Their next step is to test whether special drugs can block the gene from disrupting insulin production. The institute's Dr Ross Laybutt said while it was “a stretch” to say the research could lead to a cure for diabetes it was hoped the drugs could reverse the disease. He explained, “The drugs could help the beta cells continue to produce insulin and protect them from the effects of a high-fat diet. So even when you were having this high-fat diet your beta cells would be protected against the normal deterioration that occurs. That's the potential. You wouldn't have diabetes anymore because it only occurs when the beta cells fail to secrete enough insulin.”
Dr Laybutt found that when laboratory mice were fed high-fat diets the ld1 gene “switched on” and caused the mice to develop diabetes. However, when the mice were on high-fat diets but ld1 was blocked at the same time, they were protected from the disease. Further tests also confirmed that pancreatic tissue from diabetes patients contains high levels of ld1, which is already known to promote the growth of cancer cells.

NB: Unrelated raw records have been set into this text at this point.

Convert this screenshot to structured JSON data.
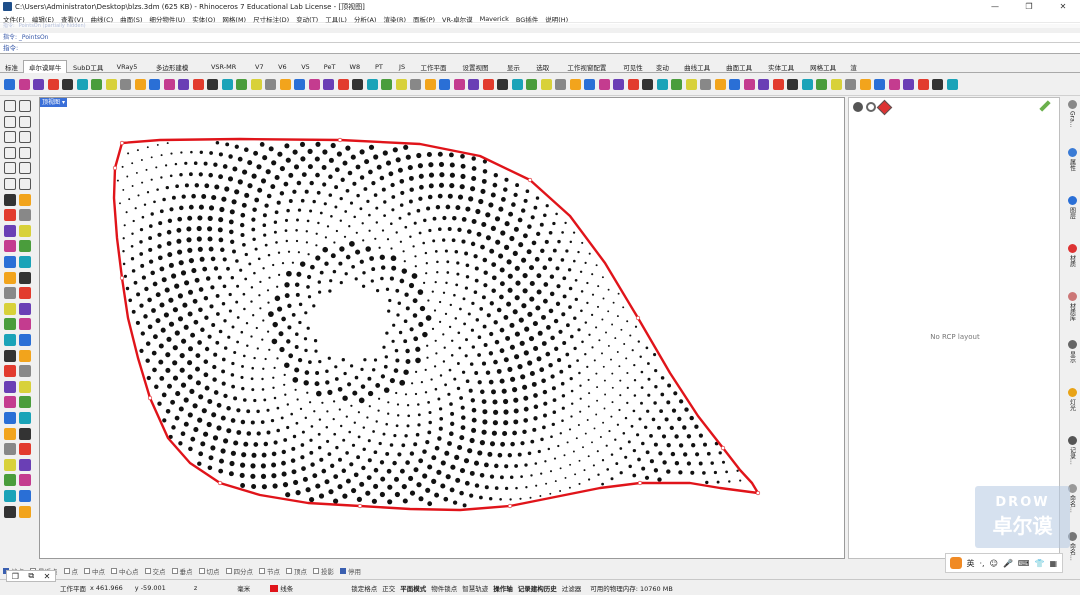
{
  "window": {
    "title": "C:\\Users\\Administrator\\Desktop\\blzs.3dm (625 KB) - Rhinoceros 7 Educational Lab License - [顶视图]",
    "minimize": "—",
    "maximize": "❐",
    "close": "✕"
  },
  "menu": [
    "文件(F)",
    "编辑(E)",
    "查看(V)",
    "曲线(C)",
    "曲面(S)",
    "细分物件(U)",
    "实体(O)",
    "网格(M)",
    "尺寸标注(D)",
    "变动(T)",
    "工具(L)",
    "分析(A)",
    "渲染(R)",
    "面板(P)",
    "VR-卓尔谟",
    "Maverick",
    "BG插件",
    "说明(H)"
  ],
  "command": {
    "history_partial": "指令: _PointsOn (partially hidden)",
    "history": "指令: _PointsOn",
    "prompt_label": "指令:",
    "input_value": ""
  },
  "tabs": [
    "标准",
    "卓尔谟犀牛",
    "SubD工具",
    "VRay5",
    "多边形建模",
    "VSR-MR",
    "V7",
    "V6",
    "V5",
    "PeT",
    "W8",
    "PT",
    "JS",
    "工作平面",
    "设置视图",
    "显示",
    "选取",
    "工作视窗配置",
    "可见性",
    "变动",
    "曲线工具",
    "曲面工具",
    "实体工具",
    "网格工具",
    "渲"
  ],
  "active_tab_index": 1,
  "viewport": {
    "label": "顶视图",
    "menu_arrow": "▾"
  },
  "right_panel": {
    "message": "No RCP layout"
  },
  "side_tabs": [
    "Gra...",
    "属性",
    "图层",
    "材质",
    "材质库",
    "显示",
    "灯光",
    "记录...",
    "命名...",
    "命名..."
  ],
  "osnap": {
    "items": [
      "端点",
      "最近点",
      "点",
      "中点",
      "中心点",
      "交点",
      "垂点",
      "切点",
      "四分点",
      "节点",
      "顶点",
      "投影",
      "停用"
    ],
    "checked": [
      true,
      false,
      false,
      false,
      false,
      false,
      false,
      false,
      false,
      false,
      false,
      false,
      true
    ]
  },
  "status": {
    "cplane": "工作平面",
    "x": "x 461.966",
    "y": "y -59.001",
    "z": "z",
    "units": "毫米",
    "layer": "线条",
    "layer_color": "#e0141a",
    "buttons": [
      "锁定格点",
      "正交",
      "平面模式",
      "物件锁点",
      "智慧轨迹",
      "操作轴",
      "记录建构历史",
      "过滤器"
    ],
    "bold": [
      false,
      false,
      true,
      false,
      false,
      true,
      true,
      false
    ],
    "memory": "可用的物理内存: 10760 MB"
  },
  "ime": {
    "lang": "英"
  },
  "watermark": {
    "line1": "DROW",
    "line2": "卓尔谟"
  },
  "mini_bar": {
    "icons": [
      "❐",
      "⧉",
      "✕"
    ]
  },
  "pattern": {
    "boundary_color": "#e0141a",
    "dot_color": "#111111",
    "rings": 36,
    "spiral_points": 2600
  }
}
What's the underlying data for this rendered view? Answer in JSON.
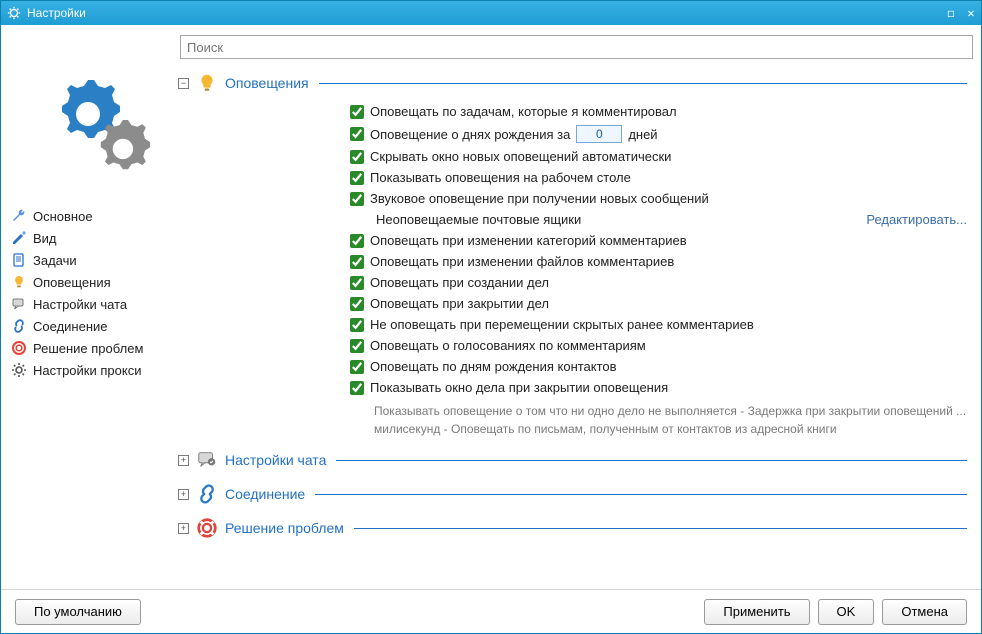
{
  "window": {
    "title": "Настройки"
  },
  "search": {
    "placeholder": "Поиск"
  },
  "nav": {
    "items": [
      {
        "icon": "wrench-icon",
        "label": "Основное",
        "color": "#5a8de0"
      },
      {
        "icon": "brush-icon",
        "label": "Вид",
        "color": "#2a6fc9"
      },
      {
        "icon": "doc-icon",
        "label": "Задачи",
        "color": "#2a6fc9"
      },
      {
        "icon": "bulb-icon",
        "label": "Оповещения",
        "color": "#f5a623"
      },
      {
        "icon": "chat-icon",
        "label": "Настройки чата",
        "color": "#7a7a7a"
      },
      {
        "icon": "link-icon",
        "label": "Соединение",
        "color": "#2a6fc9"
      },
      {
        "icon": "lifebuoy-icon",
        "label": "Решение проблем",
        "color": "#e0443a"
      },
      {
        "icon": "gear-icon",
        "label": "Настройки прокси",
        "color": "#555"
      }
    ]
  },
  "sections": {
    "notifications": {
      "title": "Оповещения",
      "expanded": true,
      "birthday_days_value": "0",
      "birthday_days_suffix": "дней",
      "mailboxes_label": "Неоповещаемые почтовые ящики",
      "edit_link": "Редактировать...",
      "options": [
        {
          "checked": true,
          "label": "Оповещать по задачам, которые я комментировал"
        },
        {
          "checked": true,
          "label": "Оповещение о днях рождения за",
          "inline_num": true
        },
        {
          "checked": true,
          "label": "Скрывать окно новых оповещений автоматически"
        },
        {
          "checked": true,
          "label": "Показывать оповещения на рабочем столе"
        },
        {
          "checked": true,
          "label": "Звуковое оповещение при получении новых сообщений"
        },
        {
          "indent": true
        },
        {
          "checked": true,
          "label": "Оповещать при изменении категорий комментариев"
        },
        {
          "checked": true,
          "label": "Оповещать при изменении файлов комментариев"
        },
        {
          "checked": true,
          "label": "Оповещать при создании дел"
        },
        {
          "checked": true,
          "label": "Оповещать при закрытии дел"
        },
        {
          "checked": true,
          "label": "Не оповещать при перемещении скрытых ранее комментариев"
        },
        {
          "checked": true,
          "label": "Оповещать о голосованиях по комментариям"
        },
        {
          "checked": true,
          "label": "Оповещать по дням рождения контактов"
        },
        {
          "checked": true,
          "label": "Показывать окно дела при закрытии оповещения"
        }
      ],
      "footnote": "Показывать оповещение о том что ни одно дело не выполняется  -   Задержка при закрытии оповещений ... милисекунд  -   Оповещать по письмам, полученным от контактов из адресной книги"
    },
    "chat": {
      "title": "Настройки чата"
    },
    "connection": {
      "title": "Соединение"
    },
    "troubleshoot": {
      "title": "Решение проблем"
    }
  },
  "buttons": {
    "default": "По умолчанию",
    "apply": "Применить",
    "ok": "OK",
    "cancel": "Отмена"
  }
}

Dr Laybutt said several genes were linked to diabetes but ld1 appeared to play a major role in the development of the disease. “This gene is a master regulator of the other genes that make the beta cells work properly…When ld1 switches on it directly affects other genes which confer the ability of the beta cells to secrete insulin. Fat in the diet also switches on the gene as well as high glucose and stress too,” he said.

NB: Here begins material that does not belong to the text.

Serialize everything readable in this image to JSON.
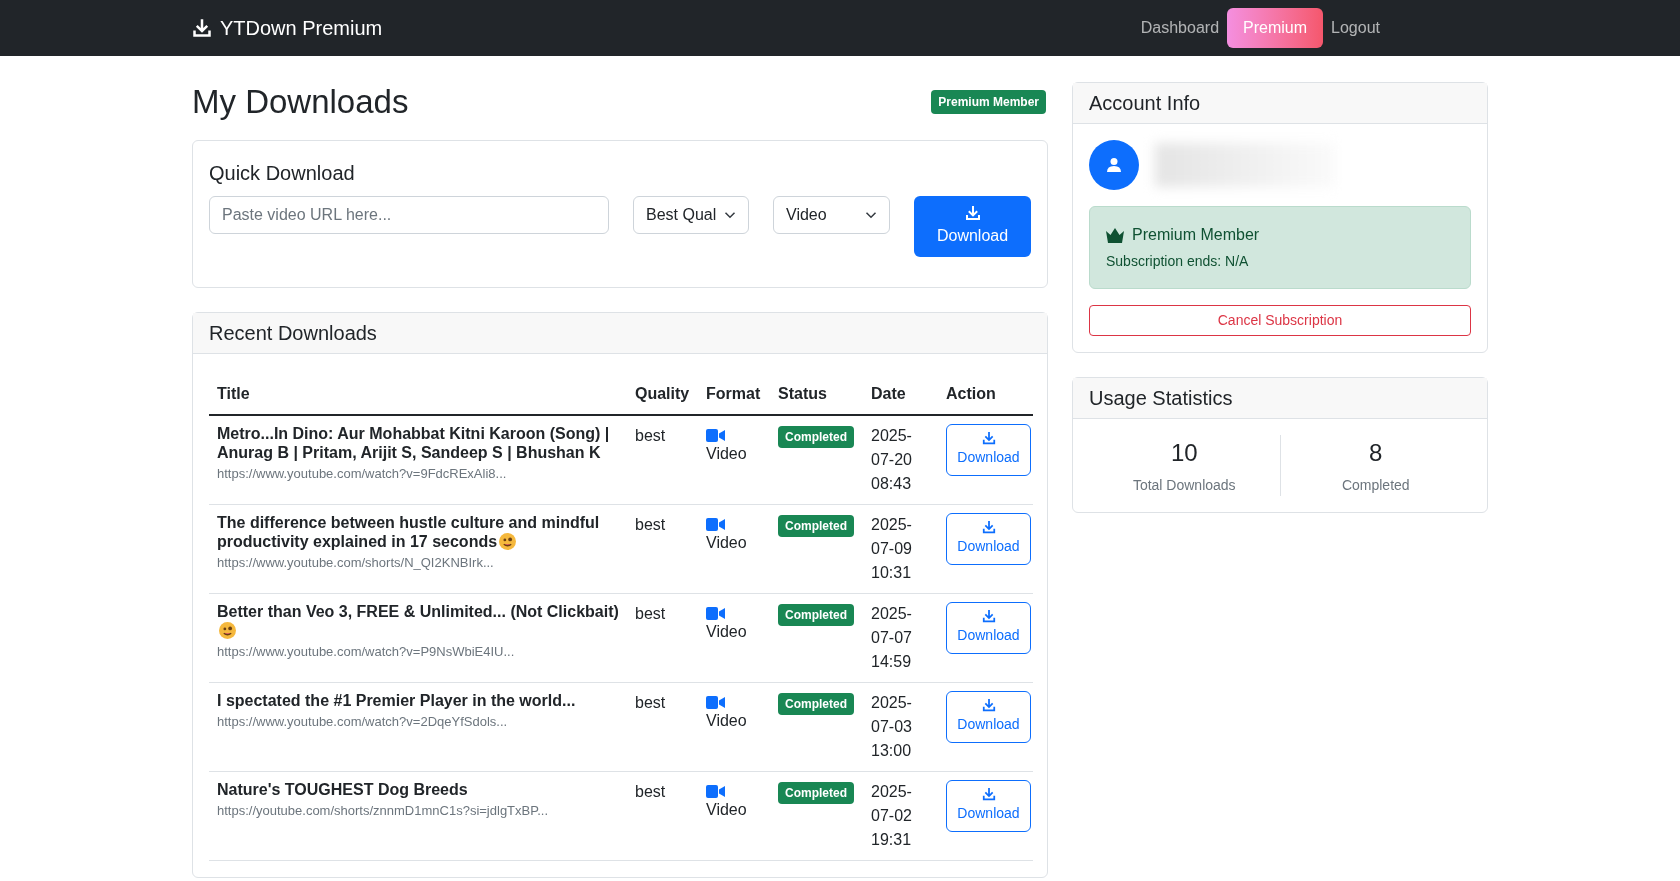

Dr Laybutt's research was published online by the journal Diabetes today. Speaking on the connotations of the research on humans Laybutt said, “It would be a five to 10 year process. Establishing the clinical benefits of a drug and the safety of drugs takes a lot of time. It would be in that sort of time frame before there would be a marketable drug for Type 2 diabetes to target this gene.”
However, Professor Paul Zimmet, a diabetes research expert from Monash University’s Baker IDI Heart and Diabetes Institute, said there were likely to be many genes associated with Type 2 diabetes. “Id1 is one of many genes that have been implicated and may have a role in one form of Type 2 diabetes. As such, it may be an important discovery,” said Professor Zimmet, who was not involved in the study. “However, while I would wish that it is the total answer to the disease, it is unlikely to be the only important gene. This is a study in mice and to what extent the findings can be extrapolated to man will require confirmatory studies in humans.”